Storage → GPU (ASYNC)
$ sudo ./gdsio -f /mnt/nvme_ext4/32GFile -d 0 -n 1 -w 1 -i 4K -I 2 -x 5 -T 20
IoType: RANDREAD XferType: ASYNC Threads: 1 DataSetSize: 525232/4(KiB) IOSize: 4(KiB) Throughput: 0.025580 GiB/sec, Avg_Latency: 149.071854 usecs ops: 131308 total_time 19.581467 secs
$ sudo ./gdsio -f /mnt/nvme_ext4/32GFile -d 0 -n 1 -w 1 -i 4K -I 2 -x 5 -T 20 -s 32G
IoType: RANDREAD XferType: ASYNC Threads: 1 DataSetSize: 524320/33554432(KiB) IOSize: 4(KiB) Throughput: 0.025199 GiB/sec, Avg_Latency: 151.330340 usecs ops: 131080 total_time 19.843498 secs
Observations
Compared to SYNC mode (~72 µs), ASYNC mode shows more than double the latency (~149 µs). This implies ~70 µs of additional overhead introduced by the asynchronous APIs.

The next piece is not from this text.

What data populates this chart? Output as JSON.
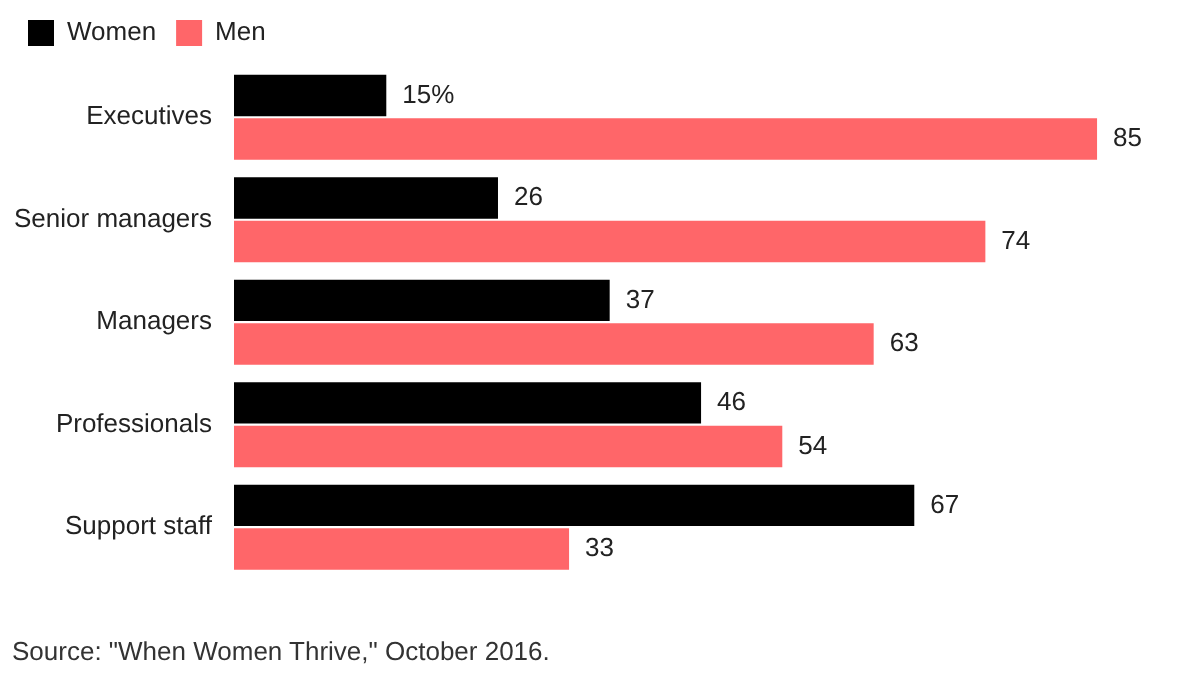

I also checked the cufile.log file in the same directory while running the command in all experiments, and it was empty. I think this suggests that the GDS I/O path is functioning correctly.
Questions
- Is the ~2× latency increase when using ASYNC mode a known or expected behavior with GDS for small block sizes (4K)?
- Why does increasing dataset size lead to larger latency in Storage → GPU SYNC mode?